「遠藤姓」を名乗る二人の在日コリアンの、数奇な出会い

きっかけは、一本の記事だった
新垣 洋 プロフィール

まさかこんなことが…

街頭で日の丸や旭日旗を掲げ、在日コリアンに向かって「ゴキブリ」「日本から出ていけ」などと罵詈雑言を浴びせるヘイトスピーチが台頭してきたのは2005年頃からだろうか。経済のグローバル化にともなう雇用不安、拉致問題、北朝鮮脅威論などが複合的に重なり、在日コリアンに向けられるまなざしは日増しに冷たくなっていた。

そんな空気に違和感を覚えた筆者は、在日コミュニティーの取材をはじめ、彼らの生の声を聴き続けた。そんな中で出会ったのが、京都に住む遠藤道雄さんだった。

「関東大震災という災禍の中で、苦しんでいる朝鮮人を助けてくれた日本人がいた。彼のような日本人がいたということを、忘れないでほしい」

 

その記憶を残したいと思い、執筆したのが先の記事だ。手前味噌だが、読者の反応は上々だった。日本人の読者からも在日コリアンからも「あの時代にこんな日本人がいたんだね」といったメッセージが届いた。

筆者執筆の記事。公開は2016年の9月2日

書いてよかった・そう胸をなでおろしている時、記事は太平洋をまたいで米国カリフォルニア州ロサンゼルスに暮らす一人の在日コリアンにも衝撃をもたらしていた。

記事を読んだきっかけは、友人からFacebookにリンクが送られてきたことだという。タイトルを見た瞬間、「もう一人の遠藤さん」は思わず声を漏らした。

「まさかこんなことがあるなんて……」

遠藤正聡さんは、在日コリアンながら高校まで大阪の日本の学校に通い、大学は東京へ。卒業後いくつかの職を経験して30代の半ばで渡米。以来、アメリカで暮らしており、永住権も取得している。
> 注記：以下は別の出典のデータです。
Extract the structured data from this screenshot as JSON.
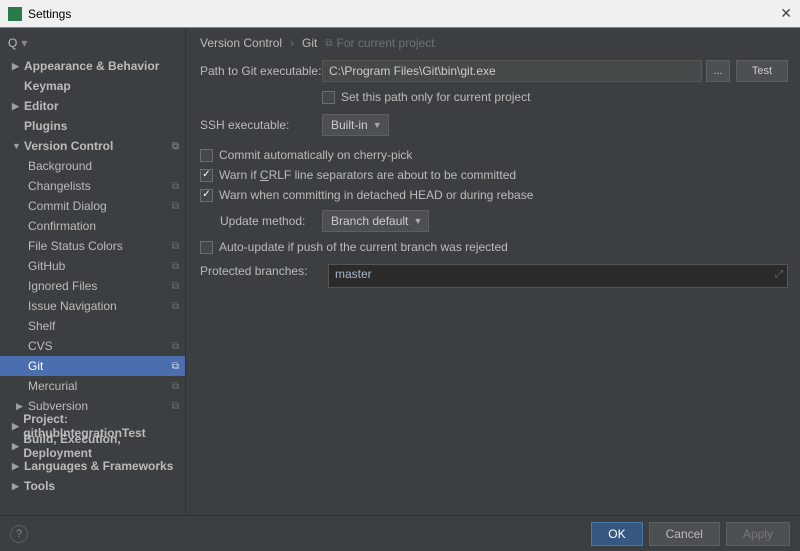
{
  "window": {
    "title": "Settings"
  },
  "search": {
    "placeholder": ""
  },
  "tree": {
    "appearance": "Appearance & Behavior",
    "keymap": "Keymap",
    "editor": "Editor",
    "plugins": "Plugins",
    "versionControl": "Version Control",
    "background": "Background",
    "changelists": "Changelists",
    "commitDialog": "Commit Dialog",
    "confirmation": "Confirmation",
    "fileStatusColors": "File Status Colors",
    "github": "GitHub",
    "ignoredFiles": "Ignored Files",
    "issueNavigation": "Issue Navigation",
    "shelf": "Shelf",
    "cvs": "CVS",
    "git": "Git",
    "mercurial": "Mercurial",
    "subversion": "Subversion",
    "project": "Project: githubIntegrationTest",
    "build": "Build, Execution, Deployment",
    "langs": "Languages & Frameworks",
    "tools": "Tools"
  },
  "breadcrumb": {
    "a": "Version Control",
    "b": "Git",
    "hint": "For current project"
  },
  "form": {
    "pathLabel": "Path to Git executable:",
    "pathValue": "C:\\Program Files\\Git\\bin\\git.exe",
    "dots": "...",
    "test": "Test",
    "setPath": "Set this path only for current project",
    "sshLabel": "SSH executable:",
    "sshValue": "Built-in",
    "autoCommit": "Commit automatically on cherry-pick",
    "warnCrlfPre": "Warn if ",
    "warnCrlfU": "C",
    "warnCrlfPost": "RLF line separators are about to be committed",
    "warnDetached": "Warn when committing in detached HEAD or during rebase",
    "updateLabel": "Update method:",
    "updateValue": "Branch default",
    "autoUpdate": "Auto-update if push of the current branch was rejected",
    "protectedLabel": "Protected branches:",
    "protectedValue": "master"
  },
  "footer": {
    "ok": "OK",
    "cancel": "Cancel",
    "apply": "Apply"
  }
}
そんな遠藤さんも、子供のころからなぜ自分たち家族が「遠藤姓」を名乗るのか、不思議に思っていたという。

日本にいる時、父親からその由来をなんとなしに聞かされていたが、いまひとつ信じきれずにいた。よもや、別の遠藤姓の在日コリアンがいるとは想像だにしなかったのだ。
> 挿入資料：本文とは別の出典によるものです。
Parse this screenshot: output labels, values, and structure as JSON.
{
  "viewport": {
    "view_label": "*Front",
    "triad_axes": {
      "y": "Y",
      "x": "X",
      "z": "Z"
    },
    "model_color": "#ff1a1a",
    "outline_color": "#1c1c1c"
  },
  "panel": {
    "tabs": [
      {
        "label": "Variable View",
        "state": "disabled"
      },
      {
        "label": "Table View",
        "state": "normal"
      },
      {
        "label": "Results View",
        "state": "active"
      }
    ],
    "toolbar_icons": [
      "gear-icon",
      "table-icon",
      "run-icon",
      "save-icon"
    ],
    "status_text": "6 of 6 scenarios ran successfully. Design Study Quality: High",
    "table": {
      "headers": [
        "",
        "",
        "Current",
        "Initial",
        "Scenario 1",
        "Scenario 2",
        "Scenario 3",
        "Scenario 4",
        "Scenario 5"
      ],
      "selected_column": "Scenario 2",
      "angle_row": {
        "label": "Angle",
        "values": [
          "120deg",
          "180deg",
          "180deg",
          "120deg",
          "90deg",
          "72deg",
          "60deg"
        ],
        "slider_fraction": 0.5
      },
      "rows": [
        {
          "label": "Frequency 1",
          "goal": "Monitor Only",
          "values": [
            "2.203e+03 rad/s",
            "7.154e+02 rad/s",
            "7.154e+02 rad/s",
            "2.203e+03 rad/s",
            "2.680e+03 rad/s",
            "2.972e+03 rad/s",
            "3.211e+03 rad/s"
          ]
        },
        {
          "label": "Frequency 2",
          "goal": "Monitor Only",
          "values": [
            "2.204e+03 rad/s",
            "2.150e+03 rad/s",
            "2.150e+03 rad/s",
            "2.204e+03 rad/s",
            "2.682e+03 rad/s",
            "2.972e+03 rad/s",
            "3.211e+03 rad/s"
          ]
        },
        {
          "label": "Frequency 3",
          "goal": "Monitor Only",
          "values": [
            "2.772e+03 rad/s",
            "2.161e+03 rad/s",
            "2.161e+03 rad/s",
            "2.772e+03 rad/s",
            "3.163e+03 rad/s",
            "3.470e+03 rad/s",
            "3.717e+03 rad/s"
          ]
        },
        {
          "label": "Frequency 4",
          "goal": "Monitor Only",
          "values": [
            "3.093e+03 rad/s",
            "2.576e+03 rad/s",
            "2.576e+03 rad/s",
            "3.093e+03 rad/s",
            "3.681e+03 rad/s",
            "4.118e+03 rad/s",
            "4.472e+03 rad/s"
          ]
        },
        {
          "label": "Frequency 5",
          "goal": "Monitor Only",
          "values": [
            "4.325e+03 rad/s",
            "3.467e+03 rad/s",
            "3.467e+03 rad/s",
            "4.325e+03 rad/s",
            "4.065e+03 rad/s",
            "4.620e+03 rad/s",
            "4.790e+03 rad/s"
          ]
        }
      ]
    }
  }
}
「自分以外にも遠藤を通名にした韓国籍の方がいらっしゃったことに驚き、また感動しております」

記事を読んだ遠藤さんは、筆者のもとにこんなメールを送ってくれた。筆者は、すぐに京都の遠藤道雄さんに連絡をいれた。

「遠藤さん以外にも遠藤さんがいました。米国のロサンゼルスにいらっしゃるそうです!」

ホンマかいな……の次の言葉が出てこない様子が、電話口から伝わってきた。「福岡の遠藤さん」を探し回った日々が遠藤さんの頭の中を駆け巡る。
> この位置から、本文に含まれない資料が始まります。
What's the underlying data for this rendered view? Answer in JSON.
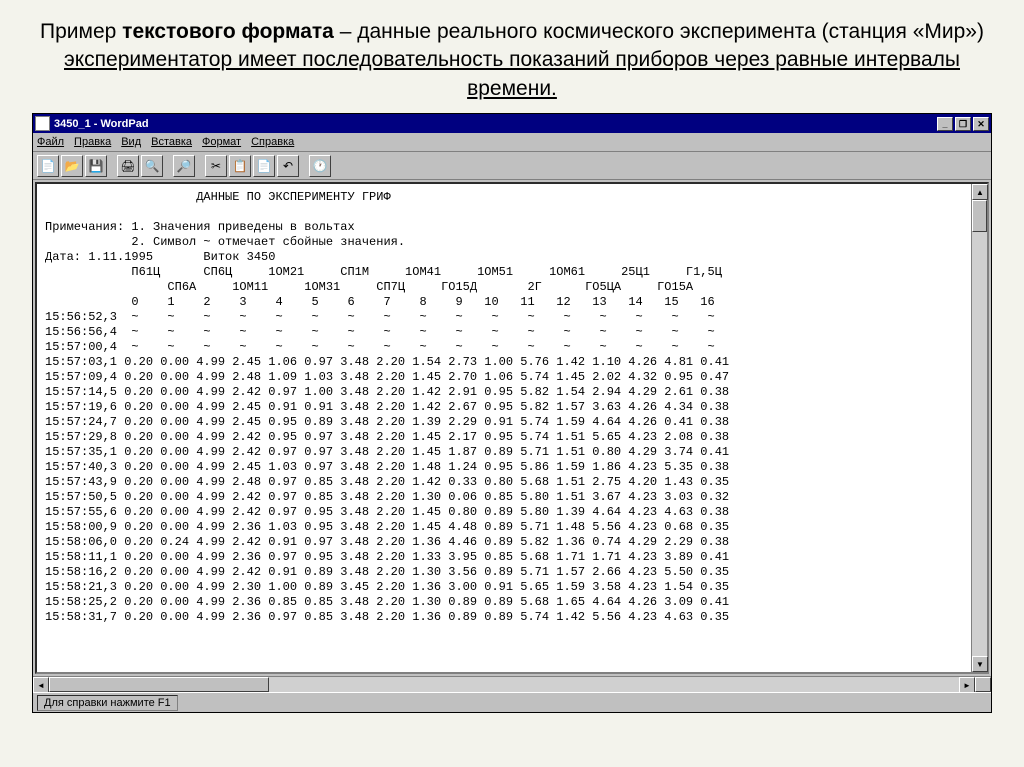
{
  "slide_title": {
    "part1": "Пример ",
    "bold": "текстового формата",
    "part2": " – данные реального космического эксперимента (станция «Мир»)  ",
    "underline": "экспериментатор имеет последовательность показаний приборов через равные интервалы времени."
  },
  "window": {
    "title": "3450_1 - WordPad",
    "min": "_",
    "max": "❐",
    "close": "✕"
  },
  "menu": {
    "file": "Файл",
    "edit": "Правка",
    "view": "Вид",
    "insert": "Вставка",
    "format": "Формат",
    "help": "Справка"
  },
  "toolbar_icons": {
    "new": "📄",
    "open": "📂",
    "save": "💾",
    "print": "🖨",
    "preview": "🔍",
    "find": "🔎",
    "cut": "✂",
    "copy": "📋",
    "paste": "📄",
    "undo": "↶",
    "datetime": "🕐"
  },
  "document": {
    "heading": "                     ДАННЫЕ ПО ЭКСПЕРИМЕНТУ ГРИФ",
    "notes_label": "Примечания:",
    "note1": " 1. Значения приведены в вольтах",
    "note2": "            2. Символ ~ отмечает сбойные значения.",
    "date_line": "Дата: 1.11.1995       Виток 3450",
    "header1": "            П61Ц      СП6Ц     1ОМ21     СП1М     1ОМ41     1ОМ51     1ОМ61     25Ц1     Г1,5Ц",
    "header2": "                 СП6А     1ОМ11     1ОМ31     СП7Ц     ГО15Д       2Г      ГО5ЦА     ГО15А",
    "header3": "            0    1    2    3    4    5    6    7    8    9   10   11   12   13   14   15   16",
    "rows": [
      "15:56:52,3  ~    ~    ~    ~    ~    ~    ~    ~    ~    ~    ~    ~    ~    ~    ~    ~    ~",
      "15:56:56,4  ~    ~    ~    ~    ~    ~    ~    ~    ~    ~    ~    ~    ~    ~    ~    ~    ~",
      "15:57:00,4  ~    ~    ~    ~    ~    ~    ~    ~    ~    ~    ~    ~    ~    ~    ~    ~    ~",
      "15:57:03,1 0.20 0.00 4.99 2.45 1.06 0.97 3.48 2.20 1.54 2.73 1.00 5.76 1.42 1.10 4.26 4.81 0.41",
      "15:57:09,4 0.20 0.00 4.99 2.48 1.09 1.03 3.48 2.20 1.45 2.70 1.06 5.74 1.45 2.02 4.32 0.95 0.47",
      "15:57:14,5 0.20 0.00 4.99 2.42 0.97 1.00 3.48 2.20 1.42 2.91 0.95 5.82 1.54 2.94 4.29 2.61 0.38",
      "15:57:19,6 0.20 0.00 4.99 2.45 0.91 0.91 3.48 2.20 1.42 2.67 0.95 5.82 1.57 3.63 4.26 4.34 0.38",
      "15:57:24,7 0.20 0.00 4.99 2.45 0.95 0.89 3.48 2.20 1.39 2.29 0.91 5.74 1.59 4.64 4.26 0.41 0.38",
      "15:57:29,8 0.20 0.00 4.99 2.42 0.95 0.97 3.48 2.20 1.45 2.17 0.95 5.74 1.51 5.65 4.23 2.08 0.38",
      "15:57:35,1 0.20 0.00 4.99 2.42 0.97 0.97 3.48 2.20 1.45 1.87 0.89 5.71 1.51 0.80 4.29 3.74 0.41",
      "15:57:40,3 0.20 0.00 4.99 2.45 1.03 0.97 3.48 2.20 1.48 1.24 0.95 5.86 1.59 1.86 4.23 5.35 0.38",
      "15:57:43,9 0.20 0.00 4.99 2.48 0.97 0.85 3.48 2.20 1.42 0.33 0.80 5.68 1.51 2.75 4.20 1.43 0.35",
      "15:57:50,5 0.20 0.00 4.99 2.42 0.97 0.85 3.48 2.20 1.30 0.06 0.85 5.80 1.51 3.67 4.23 3.03 0.32",
      "15:57:55,6 0.20 0.00 4.99 2.42 0.97 0.95 3.48 2.20 1.45 0.80 0.89 5.80 1.39 4.64 4.23 4.63 0.38",
      "15:58:00,9 0.20 0.00 4.99 2.36 1.03 0.95 3.48 2.20 1.45 4.48 0.89 5.71 1.48 5.56 4.23 0.68 0.35",
      "15:58:06,0 0.20 0.24 4.99 2.42 0.91 0.97 3.48 2.20 1.36 4.46 0.89 5.82 1.36 0.74 4.29 2.29 0.38",
      "15:58:11,1 0.20 0.00 4.99 2.36 0.97 0.95 3.48 2.20 1.33 3.95 0.85 5.68 1.71 1.71 4.23 3.89 0.41",
      "15:58:16,2 0.20 0.00 4.99 2.42 0.91 0.89 3.48 2.20 1.30 3.56 0.89 5.71 1.57 2.66 4.23 5.50 0.35",
      "15:58:21,3 0.20 0.00 4.99 2.30 1.00 0.89 3.45 2.20 1.36 3.00 0.91 5.65 1.59 3.58 4.23 1.54 0.35",
      "15:58:25,2 0.20 0.00 4.99 2.36 0.85 0.85 3.48 2.20 1.30 0.89 0.89 5.68 1.65 4.64 4.26 3.09 0.41",
      "15:58:31,7 0.20 0.00 4.99 2.36 0.97 0.85 3.48 2.20 1.36 0.89 0.89 5.74 1.42 5.56 4.23 4.63 0.35"
    ]
  },
  "statusbar": "Для справки нажмите F1"
}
「福岡にもう一人いるいう話は聞いとったんや。その遠藤さんはどこに住んどったんやろ。ぜひ会ってみたいわ。米国在住か。日本に来る予定はないんやろか?」

聞きたいこと、話したいことは山ほどある。それは米国にいる正聡さんも同じだった。すでに家族を亡くし、身より頼りのない日本に赴くのは簡単なことではなかったが、今年9月、念願叶い、正聡さんが京都の道雄さん宅を訪れたのだ。